Das Wichtigste in Kürze:
- Als Reaktion auf die UNO-Resolution zur Siedlungsfrage hat Israels Premier Benjamin Netanjahu mehrere Treffen mit Staatschefs abgesagt und diverse Botschafter einbestellt.
- Den USA warf Netanjahu «Konspiration mit den Palästinensern» vor.
- Der Historiker und Israel-Forscher Michael Brenner glaubt nicht, dass diese Haltung den Israelis längerfristig zum Guten gereichen wird.
SRF News: Wie sind die Reaktionen in Israel zu den von Premier Netanjahu angeordneten diplomatischen Massnahmen nach Verabschiedung der Resolution im UNO-Sicherheitsrat?

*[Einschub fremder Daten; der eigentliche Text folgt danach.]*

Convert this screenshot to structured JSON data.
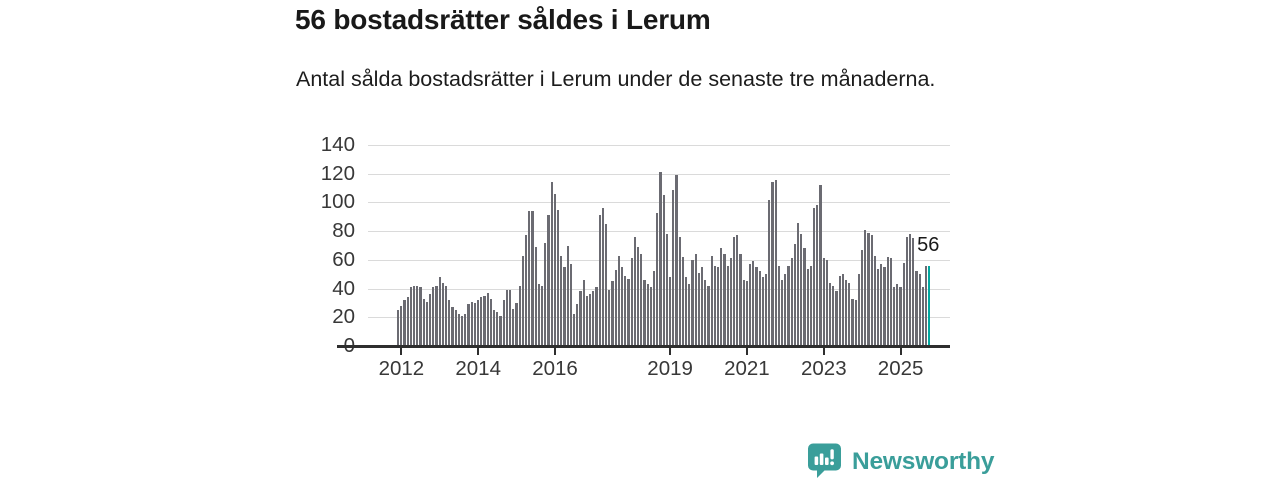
{
  "header": {
    "title": "56 bostadsrätter såldes i Lerum",
    "subtitle": "Antal sålda bostadsrätter i Lerum under de senaste tre månaderna."
  },
  "chart_data": {
    "type": "bar",
    "title": "56 bostadsrätter såldes i Lerum",
    "xlabel": "",
    "ylabel": "",
    "ylim": [
      0,
      140
    ],
    "grid": true,
    "y_ticks": [
      0,
      20,
      40,
      60,
      80,
      100,
      120,
      140
    ],
    "x_ticks": [
      {
        "label": "2012",
        "index": 1
      },
      {
        "label": "2014",
        "index": 25
      },
      {
        "label": "2016",
        "index": 49
      },
      {
        "label": "2019",
        "index": 85
      },
      {
        "label": "2021",
        "index": 109
      },
      {
        "label": "2023",
        "index": 133
      },
      {
        "label": "2025",
        "index": 157
      }
    ],
    "values": [
      25,
      28,
      32,
      34,
      41,
      42,
      42,
      41,
      33,
      31,
      36,
      41,
      42,
      48,
      44,
      42,
      32,
      27,
      25,
      22,
      21,
      22,
      29,
      31,
      30,
      32,
      34,
      35,
      37,
      33,
      25,
      24,
      21,
      32,
      39,
      39,
      26,
      30,
      42,
      63,
      77,
      94,
      94,
      69,
      43,
      42,
      72,
      91,
      114,
      106,
      95,
      63,
      55,
      70,
      57,
      22,
      29,
      38,
      46,
      35,
      36,
      38,
      41,
      91,
      96,
      85,
      39,
      45,
      53,
      63,
      55,
      49,
      47,
      61,
      76,
      69,
      64,
      46,
      43,
      41,
      52,
      93,
      121,
      105,
      78,
      48,
      109,
      119,
      76,
      62,
      48,
      43,
      60,
      64,
      51,
      55,
      46,
      42,
      63,
      56,
      55,
      68,
      64,
      56,
      61,
      76,
      77,
      64,
      46,
      45,
      57,
      59,
      55,
      52,
      48,
      50,
      102,
      114,
      116,
      56,
      46,
      50,
      56,
      61,
      71,
      86,
      78,
      68,
      54,
      56,
      96,
      98,
      112,
      61,
      60,
      44,
      42,
      38,
      49,
      50,
      46,
      44,
      33,
      32,
      50,
      67,
      81,
      79,
      77,
      63,
      54,
      57,
      55,
      62,
      61,
      41,
      43,
      41,
      58,
      76,
      78,
      75,
      52,
      50,
      41,
      56,
      56
    ],
    "bar_color": "#6b6b72",
    "highlight": {
      "index": 166,
      "value": 56,
      "label": "56",
      "color": "#00a79f"
    },
    "legend": null
  },
  "branding": {
    "name": "Newsworthy",
    "color": "#3a9e9a",
    "icon": "bar-chart-speech-bubble"
  }
}
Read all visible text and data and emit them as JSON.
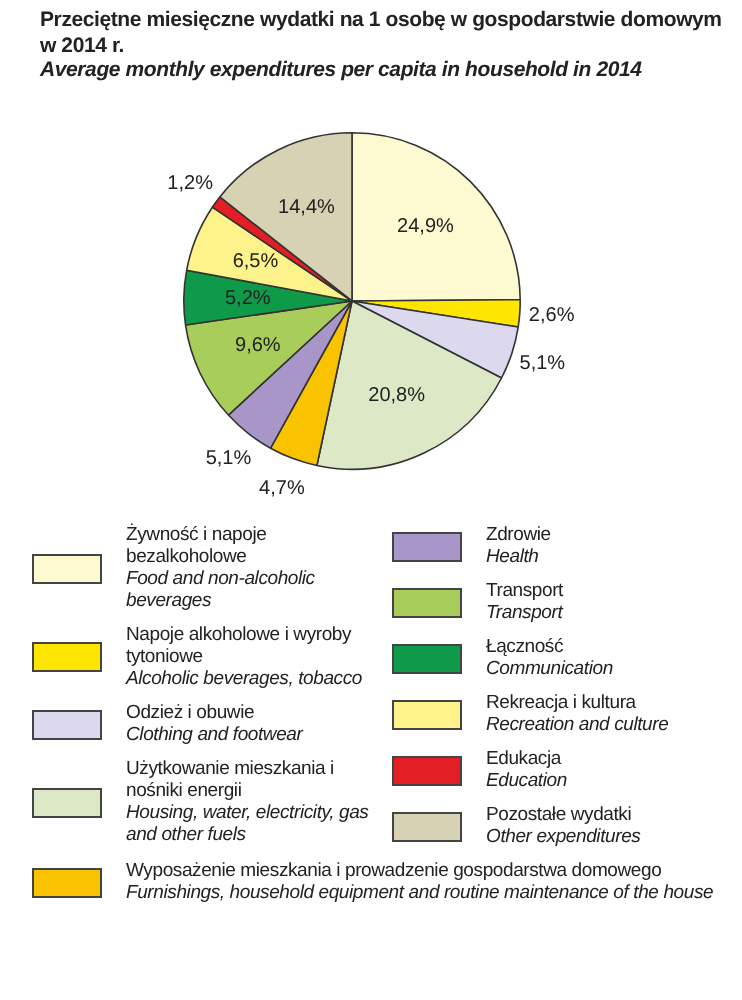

Michael Brenner: Sogar die stellvertretende Aussenministerin aus Netanjahus Partei hat gesagt, sie würde lieber auf Gespräche setzen. Stattdessen muss sie nun Termine, wie den Besuch des ukrainischen Ministerpräsidenten stornieren – und Botschafter zum Protest einbestellen. Was die israelische Bevölkerung angeht, so herrscht nicht nur bei den politisch links orientierten Israelis grosse Überraschung bis Entsetzen über Netanjahus Reaktion. Auch in seiner eigenen Partei sind nicht alle mit ihrem Premier einverstanden. Einige fragen sich, ob Netanjahu da nicht mit Kanonen auf Spatzen schiesse.
Wie ist Netanjahus heftige Reaktion zu erklären?
Zum einen verspürt Netanjahu durch die bald antretende neue US-Administration unter Präsident Donald Trump Aufwind. Dieser hat signalisiert, Netanjahu und seine Politik unterstützen zu wollen – auch in der Siedlungsfrage. Zum anderen spürt die israelische Regierung auch ein neues Selbstbewusstsein. In den vergangenen Jahren hat sie sich viele neue Freunde geschaffen, etwa durch den Export von Antiterror-Strategien oder Cybersecurity-Technik.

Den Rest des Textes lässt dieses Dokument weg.